The University of Toledo Medical Center Surgical Unit Air System Upgrade
The project involved replacement of an existing 47,000 CFM custom air handling unit serving a critical 24/7 surgical unit at UTMC. JDRM’s work started with a study of the existing air flow requirements and the determination of anticipated increased future airflow needs. These factors were used to determine parameters for the new system which was designed for low discharge air temperature to provide proper humidity levels when space temperature within the operating rooms is lowered below 65 degrees to maintain surgeon comfort during long, exhaustive surgeries.
Due to installation limitations, a custom roof-mounted air handling unit was selected to allow installation of the new unit without disrupting the existing air handling unit.

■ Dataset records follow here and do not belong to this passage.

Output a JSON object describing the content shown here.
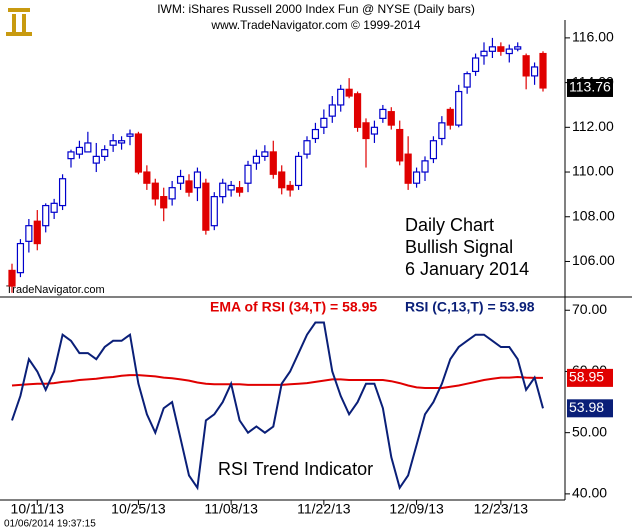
{
  "header": {
    "title": "IWM:  iShares Russell 2000 Index Fun @ NYSE  (Daily bars)",
    "subtitle": "www.TradeNavigator.com © 1999-2014"
  },
  "timestamp": "01/06/2014 19:37:15",
  "chart_data": [
    {
      "type": "candlestick",
      "watermark": "TradeNavigator.com",
      "annotation": [
        "Daily Chart",
        "Bullish Signal",
        "6 January 2014"
      ],
      "up_color": "#0000cc",
      "down_color": "#e00000",
      "ylim": [
        104.5,
        116.8
      ],
      "yticks": [
        {
          "value": 106,
          "label": "106.00"
        },
        {
          "value": 108,
          "label": "108.00"
        },
        {
          "value": 110,
          "label": "110.00"
        },
        {
          "value": 112,
          "label": "112.00"
        },
        {
          "value": 114,
          "label": "114.00"
        },
        {
          "value": 116,
          "label": "116.00"
        }
      ],
      "open": [
        105.6,
        105.5,
        106.9,
        107.8,
        107.6,
        108.2,
        108.5,
        110.6,
        110.8,
        110.9,
        110.4,
        110.7,
        111.2,
        111.3,
        111.6,
        111.7,
        110.0,
        109.5,
        108.9,
        108.8,
        109.5,
        109.6,
        109.3,
        109.5,
        107.6,
        108.9,
        109.2,
        109.3,
        109.5,
        110.4,
        110.7,
        110.9,
        110.0,
        109.4,
        109.4,
        110.8,
        111.5,
        112.0,
        112.5,
        113.0,
        113.7,
        113.5,
        112.2,
        111.7,
        112.4,
        112.7,
        111.9,
        110.8,
        109.5,
        110.0,
        110.6,
        111.5,
        112.8,
        112.1,
        113.8,
        114.5,
        115.2,
        115.4,
        115.6,
        115.3,
        115.5,
        115.2,
        114.3,
        115.3
      ],
      "high": [
        105.9,
        107.0,
        107.9,
        108.3,
        108.6,
        108.8,
        109.9,
        111.0,
        111.4,
        111.8,
        111.3,
        111.2,
        111.7,
        111.6,
        111.9,
        111.8,
        110.3,
        109.7,
        109.3,
        109.6,
        110.1,
        109.9,
        110.2,
        109.7,
        109.1,
        109.7,
        109.6,
        109.6,
        110.5,
        111.0,
        111.2,
        111.4,
        110.3,
        109.6,
        110.9,
        111.6,
        112.2,
        112.8,
        113.4,
        113.9,
        114.2,
        113.6,
        112.4,
        112.3,
        113.0,
        112.9,
        112.3,
        111.6,
        110.2,
        110.7,
        111.6,
        112.5,
        112.9,
        113.9,
        114.5,
        115.3,
        115.8,
        116.0,
        115.8,
        115.7,
        115.8,
        115.3,
        114.9,
        115.4
      ],
      "low": [
        104.6,
        105.3,
        106.4,
        106.5,
        107.3,
        107.9,
        108.3,
        110.2,
        110.6,
        110.9,
        110.0,
        110.5,
        110.9,
        111.0,
        111.2,
        109.9,
        109.2,
        108.5,
        107.8,
        108.5,
        109.2,
        108.9,
        108.7,
        107.2,
        107.4,
        108.6,
        108.9,
        108.9,
        109.1,
        110.1,
        110.5,
        109.7,
        109.0,
        108.9,
        109.2,
        110.6,
        111.3,
        111.7,
        112.2,
        112.7,
        113.3,
        111.8,
        110.2,
        111.3,
        112.2,
        111.9,
        110.3,
        109.2,
        109.3,
        109.6,
        110.4,
        111.2,
        111.9,
        112.0,
        113.5,
        114.3,
        114.8,
        115.1,
        115.2,
        114.9,
        115.4,
        113.7,
        113.9,
        113.6
      ],
      "close": [
        104.9,
        106.8,
        107.6,
        106.8,
        108.5,
        108.6,
        109.7,
        110.9,
        111.1,
        111.3,
        110.7,
        111.0,
        111.4,
        111.4,
        111.7,
        110.0,
        109.5,
        108.8,
        108.4,
        109.3,
        109.8,
        109.1,
        110.0,
        107.4,
        108.9,
        109.5,
        109.4,
        109.1,
        110.3,
        110.7,
        110.9,
        109.9,
        109.3,
        109.2,
        110.7,
        111.4,
        111.9,
        112.4,
        113.0,
        113.7,
        113.4,
        112.0,
        111.5,
        112.0,
        112.8,
        112.1,
        110.5,
        109.5,
        110.0,
        110.5,
        111.4,
        112.2,
        112.1,
        113.6,
        114.4,
        115.1,
        115.4,
        115.6,
        115.4,
        115.5,
        115.6,
        114.3,
        114.7,
        113.76
      ]
    },
    {
      "type": "line",
      "annotation": "RSI Trend Indicator",
      "categories": [
        null,
        null,
        null,
        "10/11/13",
        null,
        null,
        null,
        null,
        null,
        null,
        null,
        null,
        null,
        null,
        null,
        "10/25/13",
        null,
        null,
        null,
        null,
        null,
        null,
        null,
        null,
        null,
        null,
        "11/08/13",
        null,
        null,
        null,
        null,
        null,
        null,
        null,
        null,
        null,
        null,
        "11/22/13",
        null,
        null,
        null,
        null,
        null,
        null,
        null,
        null,
        null,
        null,
        "12/09/13",
        null,
        null,
        null,
        null,
        null,
        null,
        null,
        null,
        null,
        "12/23/13",
        null,
        null,
        null,
        null,
        null
      ],
      "ylim": [
        39,
        72
      ],
      "yticks": [
        {
          "value": 40,
          "label": "40.00"
        },
        {
          "value": 50,
          "label": "50.00"
        },
        {
          "value": 60,
          "label": "60.00"
        },
        {
          "value": 70,
          "label": "70.00"
        }
      ],
      "series": [
        {
          "name": "EMA of RSI (34,T) = 58.95",
          "color": "#e00000",
          "values": [
            57.7,
            57.8,
            57.9,
            58.0,
            58.0,
            58.1,
            58.3,
            58.4,
            58.6,
            58.7,
            58.8,
            59.0,
            59.1,
            59.3,
            59.4,
            59.4,
            59.3,
            59.2,
            59.0,
            58.9,
            58.7,
            58.5,
            58.2,
            58.0,
            57.9,
            57.9,
            57.9,
            57.9,
            57.8,
            57.8,
            57.8,
            57.8,
            57.8,
            57.9,
            58.0,
            58.1,
            58.3,
            58.5,
            58.7,
            58.7,
            58.6,
            58.6,
            58.6,
            58.6,
            58.6,
            58.4,
            58.1,
            57.7,
            57.4,
            57.3,
            57.3,
            57.3,
            57.5,
            57.7,
            58.0,
            58.3,
            58.6,
            58.8,
            59.0,
            59.0,
            59.1,
            59.0,
            58.95,
            58.95
          ]
        },
        {
          "name": "RSI (C,13,T) = 53.98",
          "color": "#0a1f78",
          "values": [
            52,
            56,
            62,
            60,
            57,
            60,
            66,
            65,
            63,
            63,
            62,
            64,
            65,
            65,
            66,
            58,
            53,
            50,
            54,
            55,
            49,
            43,
            41,
            52,
            53,
            55,
            58,
            52,
            50,
            51,
            50,
            51,
            58,
            60,
            63,
            66,
            68,
            68,
            60,
            56,
            53,
            55,
            58,
            58,
            54,
            46,
            41,
            43,
            48,
            53,
            55,
            58,
            62,
            64,
            65,
            66,
            66,
            65,
            64,
            64,
            62,
            57,
            59,
            53.98
          ]
        }
      ]
    }
  ]
}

JDRM Engineering created plans for removal of existing penthouse louvers, providing access to the new unit without stepping outside the facility. The new unit was installed adjacent to the building within very tight parameters.
The nature of UTMC’s mission requires the facilities to be in continuous operation, so construction scheduling involved coordinating mechanical and electrical systems tie-ins for the least disruption possible. The new air handler unit was installed and tested before a weekend system changeover for optimum patient care and minor disruption to UTMC’s life-saving services. A separate feed from the hospital’s main electrical gear and a feed from the emergency generator to a new automatic transfer switch, were created to accomplish this transition.
Serving UTMC as the lead for this project, JDRM completed all the state documents required to pre-purchase the air handling unit as well as obtaining bids to install the unit. Project details include modifications to:
• Air Distribution, Associated Ductwork and Piping Systems.
• Re-work of Plumbing, Medical Gas, and Fire Protection Plumbing Systems.
• Emergency Power Systems and the Building Automation System (BAS).
Emergency power systems were upgraded to support the new unit. Upon generator startup a signal is sent to the BAS to ramp down the load to the new AHU via variable frequency drives to minimize the load on the emergency generator system, which was operating near capacity.